Since Congress has been tweaking the AMT to prevent these hikes every year since the '80s, one might expect it to be fairly easy to fix this year, too. But that's a hidden danger of the fiscal cliff: Normal congressional business has been pushed aside by unending debate over relatively minor differences on tax rates affecting the rich.

An AMT exemption could be tacked onto a legislative compromise on the more hotly debated tax issues. But if we go over the cliff without such a compromise, the AMT might remain unaddressed - at the expense of millions of Americans.

And after the end of the year, the AMT fix cannot be made retroactively for 2012 taxes, according to the IRS. The House and Senate have kicked this can as far as it will go.

Another often-overlooked deadline concerns what's known as the "doc fix."

In 1997, lawmakers tried to curb Medicare costs by setting a "sustainable growth rate." It didn't work: The formula leaves Medicare with a shortfall every year. So Congress has passed regular legislative fixes to ensure that Medicare payments to doctors don't plummet. Another such doc fix is due by the end of the year.

If we go over the cliff without this correction, Medicare reimbursements to doctors will drop 27 percent in 2013. And because medical professionals are forbidden to charge Medicare patients more than the program's rate, many doctors will be forced to stop treating Medicare patients. Being denied health care would probably affect seniors more than the precise tax rate paid by the wealthiest Americans.

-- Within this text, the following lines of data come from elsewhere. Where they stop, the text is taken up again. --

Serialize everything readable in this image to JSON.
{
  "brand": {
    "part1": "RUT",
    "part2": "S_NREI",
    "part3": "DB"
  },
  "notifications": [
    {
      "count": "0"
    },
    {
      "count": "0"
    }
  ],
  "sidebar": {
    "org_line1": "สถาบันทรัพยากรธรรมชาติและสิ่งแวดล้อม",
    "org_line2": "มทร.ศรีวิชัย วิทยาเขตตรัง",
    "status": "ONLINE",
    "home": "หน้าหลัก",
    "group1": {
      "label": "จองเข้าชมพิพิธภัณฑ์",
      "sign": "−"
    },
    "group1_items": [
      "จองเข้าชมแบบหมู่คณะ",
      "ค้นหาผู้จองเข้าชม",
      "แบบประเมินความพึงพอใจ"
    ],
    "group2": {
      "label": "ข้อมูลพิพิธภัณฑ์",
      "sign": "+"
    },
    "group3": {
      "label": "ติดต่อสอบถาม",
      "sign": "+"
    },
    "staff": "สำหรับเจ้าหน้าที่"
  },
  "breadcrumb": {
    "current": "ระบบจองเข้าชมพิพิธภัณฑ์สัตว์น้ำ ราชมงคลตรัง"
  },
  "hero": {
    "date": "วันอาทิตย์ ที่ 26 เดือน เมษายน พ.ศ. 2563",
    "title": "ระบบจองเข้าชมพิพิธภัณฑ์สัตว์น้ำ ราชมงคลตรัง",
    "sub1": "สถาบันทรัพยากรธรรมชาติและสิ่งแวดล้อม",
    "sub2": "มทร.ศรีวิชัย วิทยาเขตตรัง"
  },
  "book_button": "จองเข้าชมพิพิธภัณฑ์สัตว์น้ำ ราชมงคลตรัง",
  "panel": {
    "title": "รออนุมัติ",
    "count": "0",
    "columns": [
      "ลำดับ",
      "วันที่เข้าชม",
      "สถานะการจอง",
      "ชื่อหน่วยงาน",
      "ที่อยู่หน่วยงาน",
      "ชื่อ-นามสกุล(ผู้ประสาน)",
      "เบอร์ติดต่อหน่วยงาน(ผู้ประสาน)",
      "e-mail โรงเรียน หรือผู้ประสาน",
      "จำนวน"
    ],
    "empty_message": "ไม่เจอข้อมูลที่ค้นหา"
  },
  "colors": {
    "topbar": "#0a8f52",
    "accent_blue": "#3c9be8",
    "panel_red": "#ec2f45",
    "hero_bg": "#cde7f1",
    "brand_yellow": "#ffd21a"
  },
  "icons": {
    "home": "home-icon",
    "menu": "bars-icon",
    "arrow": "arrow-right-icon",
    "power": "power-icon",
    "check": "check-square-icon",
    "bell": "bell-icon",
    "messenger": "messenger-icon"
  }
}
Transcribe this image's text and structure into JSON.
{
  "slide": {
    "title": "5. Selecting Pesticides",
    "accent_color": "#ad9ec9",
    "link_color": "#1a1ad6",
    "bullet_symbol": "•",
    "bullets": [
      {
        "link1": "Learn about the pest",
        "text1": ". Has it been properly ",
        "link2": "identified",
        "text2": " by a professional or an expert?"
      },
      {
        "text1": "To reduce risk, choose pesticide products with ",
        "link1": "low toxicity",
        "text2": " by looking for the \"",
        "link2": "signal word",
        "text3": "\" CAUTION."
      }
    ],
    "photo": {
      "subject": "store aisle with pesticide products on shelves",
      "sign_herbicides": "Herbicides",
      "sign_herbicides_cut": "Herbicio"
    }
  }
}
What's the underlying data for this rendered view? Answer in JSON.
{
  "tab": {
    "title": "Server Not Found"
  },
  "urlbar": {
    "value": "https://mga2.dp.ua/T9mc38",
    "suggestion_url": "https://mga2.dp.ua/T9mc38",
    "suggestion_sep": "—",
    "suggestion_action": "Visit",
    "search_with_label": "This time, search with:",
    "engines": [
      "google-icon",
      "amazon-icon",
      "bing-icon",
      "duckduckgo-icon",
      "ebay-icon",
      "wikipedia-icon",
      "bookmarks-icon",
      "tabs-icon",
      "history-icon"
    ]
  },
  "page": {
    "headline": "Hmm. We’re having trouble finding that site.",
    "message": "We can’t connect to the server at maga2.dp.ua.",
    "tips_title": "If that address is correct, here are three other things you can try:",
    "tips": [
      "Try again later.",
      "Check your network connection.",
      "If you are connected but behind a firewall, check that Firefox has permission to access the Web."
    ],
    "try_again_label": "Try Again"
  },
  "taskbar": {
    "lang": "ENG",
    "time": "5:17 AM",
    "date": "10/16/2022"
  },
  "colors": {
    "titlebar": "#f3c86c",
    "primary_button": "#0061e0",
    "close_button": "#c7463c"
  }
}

There is more. The 2010 payroll-tax cut will also expire at the end of the year. Republicans and Democrats can't seem to decide if they want to extend it or not, but thanks to the argument over income-tax rates, there hasn't even been a debate about the payroll tax. For those outside the Beltway, that will mean less take-home pay in 2013.

In fact, an abundance of tax provisions are set to expire on Dec. 31, ranging from incentives for research and development to deductions for college tuition. The elimination of such breaks as part of an overarching reform might well be acceptable. But their inadvertent dissolution due to Washingtonian incompetence should not be.

So the next time you hear anyone suggest it's time for a fiscal-cliff dive - an idea that has become particularly popular among Democrats - remember that there is a lot more to this debate than taxes on the rich. Doing nothing is the worst possible option. Indeed, there is so much to get done that Congress and the White House may have already run out of time to do most of it.